Here, the 3 levels of the location factor are not ordered, and there are only 2 periods (so whether treated as ordered or not is immaterial), but the 4 length classes of the predator wrasse are clearly ordered – the expectation is that, if the diet changes at all, it will do so in progressive fashion as the fish matures. So, check that the samples are already standardised to add to 100% across the dietary categories by Analyse>Summary Stats>(For•Samples) & (✓Sum) – you may want to leave other boxes checked also – and square-root transform then compute Bray-Curtis similarities, and input to Analyse>ANOSIM>(Model: Three-Way Crossed - AxBxC)>(Factors A: location) & (B: length) & (C: period), with B Ordered, specifying (Max permutations: 9999). The average R values show that B (0.49, p<0.01%) is the largest effect, then A (0.26, p<1.5%), but that C has no effect at all (0.00). The pairwise average R values for the length-class effect show the increasing differences in diet with difference in fish lengths, exactly as would be expected for an ordered factor (you may wish to re-run the analysis for an unordered B factor and note how this reduces its global average R value).

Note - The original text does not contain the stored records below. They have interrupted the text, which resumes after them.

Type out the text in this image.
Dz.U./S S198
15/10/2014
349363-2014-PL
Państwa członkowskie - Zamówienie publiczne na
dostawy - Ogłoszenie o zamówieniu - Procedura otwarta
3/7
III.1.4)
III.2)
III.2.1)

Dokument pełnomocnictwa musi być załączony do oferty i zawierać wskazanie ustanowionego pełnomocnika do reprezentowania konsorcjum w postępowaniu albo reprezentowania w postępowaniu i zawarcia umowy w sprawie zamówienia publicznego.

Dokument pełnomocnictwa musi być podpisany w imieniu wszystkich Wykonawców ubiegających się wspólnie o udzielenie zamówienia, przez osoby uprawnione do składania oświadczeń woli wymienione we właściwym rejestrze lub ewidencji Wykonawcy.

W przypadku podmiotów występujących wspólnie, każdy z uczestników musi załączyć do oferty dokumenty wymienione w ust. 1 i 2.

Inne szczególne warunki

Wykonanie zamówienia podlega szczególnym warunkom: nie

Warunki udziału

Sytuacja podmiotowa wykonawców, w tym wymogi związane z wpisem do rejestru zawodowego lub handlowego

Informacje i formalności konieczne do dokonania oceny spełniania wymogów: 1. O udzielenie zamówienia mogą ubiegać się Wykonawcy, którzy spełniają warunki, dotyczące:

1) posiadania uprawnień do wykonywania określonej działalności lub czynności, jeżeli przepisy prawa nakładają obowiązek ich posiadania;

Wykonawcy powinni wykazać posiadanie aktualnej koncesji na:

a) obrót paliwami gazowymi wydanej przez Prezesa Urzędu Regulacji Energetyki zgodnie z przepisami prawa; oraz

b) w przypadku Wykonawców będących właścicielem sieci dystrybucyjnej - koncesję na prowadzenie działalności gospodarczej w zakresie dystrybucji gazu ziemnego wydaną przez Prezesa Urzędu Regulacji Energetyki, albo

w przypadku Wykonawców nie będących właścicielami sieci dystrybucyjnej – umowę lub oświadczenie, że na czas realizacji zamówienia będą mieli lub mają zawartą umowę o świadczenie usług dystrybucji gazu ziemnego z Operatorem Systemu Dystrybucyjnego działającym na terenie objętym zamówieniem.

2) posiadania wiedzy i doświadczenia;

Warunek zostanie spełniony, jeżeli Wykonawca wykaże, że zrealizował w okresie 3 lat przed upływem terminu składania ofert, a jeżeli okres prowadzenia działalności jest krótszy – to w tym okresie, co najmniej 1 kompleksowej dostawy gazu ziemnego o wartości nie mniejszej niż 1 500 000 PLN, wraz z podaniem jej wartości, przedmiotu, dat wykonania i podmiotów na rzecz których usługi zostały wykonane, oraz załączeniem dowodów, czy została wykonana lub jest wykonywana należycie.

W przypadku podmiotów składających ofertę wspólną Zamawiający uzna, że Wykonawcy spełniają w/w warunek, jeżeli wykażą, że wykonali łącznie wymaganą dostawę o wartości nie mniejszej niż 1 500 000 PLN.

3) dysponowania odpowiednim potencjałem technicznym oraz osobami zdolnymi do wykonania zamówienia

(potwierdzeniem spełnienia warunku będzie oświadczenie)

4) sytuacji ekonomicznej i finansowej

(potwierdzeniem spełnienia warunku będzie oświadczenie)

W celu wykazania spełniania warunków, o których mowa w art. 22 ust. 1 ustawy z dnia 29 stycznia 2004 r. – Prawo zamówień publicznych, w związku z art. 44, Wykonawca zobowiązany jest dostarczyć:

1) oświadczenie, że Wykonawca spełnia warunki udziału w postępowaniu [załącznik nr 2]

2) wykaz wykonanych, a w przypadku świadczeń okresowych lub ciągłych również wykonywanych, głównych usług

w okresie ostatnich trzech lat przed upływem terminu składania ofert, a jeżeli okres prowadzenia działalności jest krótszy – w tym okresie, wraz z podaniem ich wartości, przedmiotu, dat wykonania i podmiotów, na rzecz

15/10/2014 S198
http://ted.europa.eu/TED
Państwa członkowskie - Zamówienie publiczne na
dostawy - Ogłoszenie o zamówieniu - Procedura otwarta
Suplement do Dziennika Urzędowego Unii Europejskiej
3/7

Given the clear absence of a period effect, a useful summary would be to average the (transformed) data over both the replicates and the periods (by Tools>Average and supply the combined factor for AB), recalculate the similarities and enter nMDS. The plot exemplifies a split trajectory, with Special>Overlays for length, splitting by location; you might also like to recreate the bubble plot of Fig. 6.15 of CiMC by adding a dietary component. Save and close the workspace (Wrasse ws).